So, I'm going to ask the silly question that everybody might have in mind but nobody dares to ask:
space elevator?

So, I'm going to ask the silly question that everybody might have in mind but nobody dares to ask:
space elevator?

I was thinking a buoyant dome city as envisioned by Buckminster Fuller. Perhaps on Venus.

A Space Elevator really needs more tensile strength than structural support strength, at least once you get off the ground a few 100 meters. All proposed designs I have seen seem to prefer a tether, or cable of some type that links from the earth to a platform in geosyncronous orbit. Trying to build a structure from earth out into space without a tether seems almost impossible, the base of the structure would have to be miles wide.

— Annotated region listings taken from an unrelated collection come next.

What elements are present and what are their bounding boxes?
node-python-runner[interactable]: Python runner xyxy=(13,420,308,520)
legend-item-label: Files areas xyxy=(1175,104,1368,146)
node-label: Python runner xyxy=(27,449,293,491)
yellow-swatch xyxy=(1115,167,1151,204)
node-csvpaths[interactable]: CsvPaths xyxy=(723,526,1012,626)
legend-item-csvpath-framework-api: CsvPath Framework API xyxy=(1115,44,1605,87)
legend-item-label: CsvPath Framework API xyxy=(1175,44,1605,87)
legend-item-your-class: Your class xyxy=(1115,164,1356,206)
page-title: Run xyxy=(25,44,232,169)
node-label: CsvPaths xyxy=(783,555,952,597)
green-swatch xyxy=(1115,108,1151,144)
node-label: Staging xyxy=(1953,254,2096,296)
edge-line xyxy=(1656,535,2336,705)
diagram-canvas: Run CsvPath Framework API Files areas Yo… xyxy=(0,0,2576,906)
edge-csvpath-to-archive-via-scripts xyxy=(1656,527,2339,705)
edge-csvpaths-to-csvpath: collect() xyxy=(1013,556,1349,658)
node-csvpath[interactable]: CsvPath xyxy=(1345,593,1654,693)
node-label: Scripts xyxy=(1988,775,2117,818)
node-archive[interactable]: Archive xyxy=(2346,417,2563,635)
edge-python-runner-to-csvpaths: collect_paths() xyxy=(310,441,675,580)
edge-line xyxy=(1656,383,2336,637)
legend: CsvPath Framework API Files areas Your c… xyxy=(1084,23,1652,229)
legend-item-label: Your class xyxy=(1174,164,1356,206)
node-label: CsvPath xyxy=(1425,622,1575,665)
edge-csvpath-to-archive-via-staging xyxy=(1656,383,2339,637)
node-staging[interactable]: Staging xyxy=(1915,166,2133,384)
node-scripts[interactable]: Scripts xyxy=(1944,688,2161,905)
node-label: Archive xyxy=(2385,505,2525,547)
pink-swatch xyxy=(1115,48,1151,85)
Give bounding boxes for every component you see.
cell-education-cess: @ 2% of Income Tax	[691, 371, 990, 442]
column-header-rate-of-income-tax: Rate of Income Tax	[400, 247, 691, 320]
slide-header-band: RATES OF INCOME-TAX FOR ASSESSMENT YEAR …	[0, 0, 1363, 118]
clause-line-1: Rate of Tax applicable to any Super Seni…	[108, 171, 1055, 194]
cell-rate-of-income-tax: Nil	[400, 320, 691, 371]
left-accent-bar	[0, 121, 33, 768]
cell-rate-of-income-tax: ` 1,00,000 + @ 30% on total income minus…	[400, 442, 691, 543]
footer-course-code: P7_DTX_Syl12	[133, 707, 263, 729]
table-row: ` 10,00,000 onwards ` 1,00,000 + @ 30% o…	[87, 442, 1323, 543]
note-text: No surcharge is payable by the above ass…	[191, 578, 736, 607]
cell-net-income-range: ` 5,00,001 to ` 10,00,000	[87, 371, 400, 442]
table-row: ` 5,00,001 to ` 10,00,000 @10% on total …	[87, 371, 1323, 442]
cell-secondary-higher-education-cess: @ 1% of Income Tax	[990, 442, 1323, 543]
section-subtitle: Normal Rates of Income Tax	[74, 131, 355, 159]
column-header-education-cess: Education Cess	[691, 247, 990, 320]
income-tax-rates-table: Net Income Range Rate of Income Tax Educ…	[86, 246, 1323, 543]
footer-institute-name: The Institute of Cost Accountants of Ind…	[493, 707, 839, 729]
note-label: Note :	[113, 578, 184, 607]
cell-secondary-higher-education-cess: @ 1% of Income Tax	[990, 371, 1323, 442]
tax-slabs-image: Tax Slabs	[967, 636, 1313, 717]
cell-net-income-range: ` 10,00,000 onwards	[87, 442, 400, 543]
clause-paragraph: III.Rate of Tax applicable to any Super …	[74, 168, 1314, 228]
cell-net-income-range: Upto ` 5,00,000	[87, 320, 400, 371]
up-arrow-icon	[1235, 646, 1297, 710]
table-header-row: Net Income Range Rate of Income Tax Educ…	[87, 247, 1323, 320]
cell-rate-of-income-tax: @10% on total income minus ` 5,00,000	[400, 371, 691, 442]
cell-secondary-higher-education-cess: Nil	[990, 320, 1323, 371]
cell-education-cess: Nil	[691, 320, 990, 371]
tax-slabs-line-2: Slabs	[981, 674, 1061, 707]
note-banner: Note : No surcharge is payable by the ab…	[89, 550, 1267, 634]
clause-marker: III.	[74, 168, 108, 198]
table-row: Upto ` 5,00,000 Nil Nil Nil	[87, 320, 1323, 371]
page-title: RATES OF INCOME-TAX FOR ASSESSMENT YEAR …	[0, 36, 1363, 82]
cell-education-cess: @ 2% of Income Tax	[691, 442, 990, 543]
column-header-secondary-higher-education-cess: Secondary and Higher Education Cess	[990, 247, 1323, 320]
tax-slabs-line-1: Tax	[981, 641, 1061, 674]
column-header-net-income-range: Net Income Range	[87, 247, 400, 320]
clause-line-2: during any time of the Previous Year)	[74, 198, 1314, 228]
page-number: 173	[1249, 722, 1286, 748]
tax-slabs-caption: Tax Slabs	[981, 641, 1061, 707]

What about a craft that contains a bunch of 3D printers, that we launch into space. Then they start printing up massive solar sails ?

Or, here's a good one: we could use this technology to build a telescope in space that is far bigger than the Hubble. In this design the 'reflector' (light collector) would be far from perfect (smooth surface normally being required), but we could use two magnetically levitated (i.e. separated) disks of mirrors counter-rotating to collect the light in such a telescope, and over the large exposure times it seems like the rotation would cause the 'errors' to cancel out, and end up rendering a perfect image onto the camera's chip. Actually for that matter, you could use two counter-rotating mirrors shaped like curved helicopter blades 100 yards long, that would rotate, reflecting to the camera, and over time, the photons collected would STILL end up rendering a perfect image. Imagine the kind of quality image we would get from a 100 yard telescope!

And what about Shimizu's Mega-City Pyramid?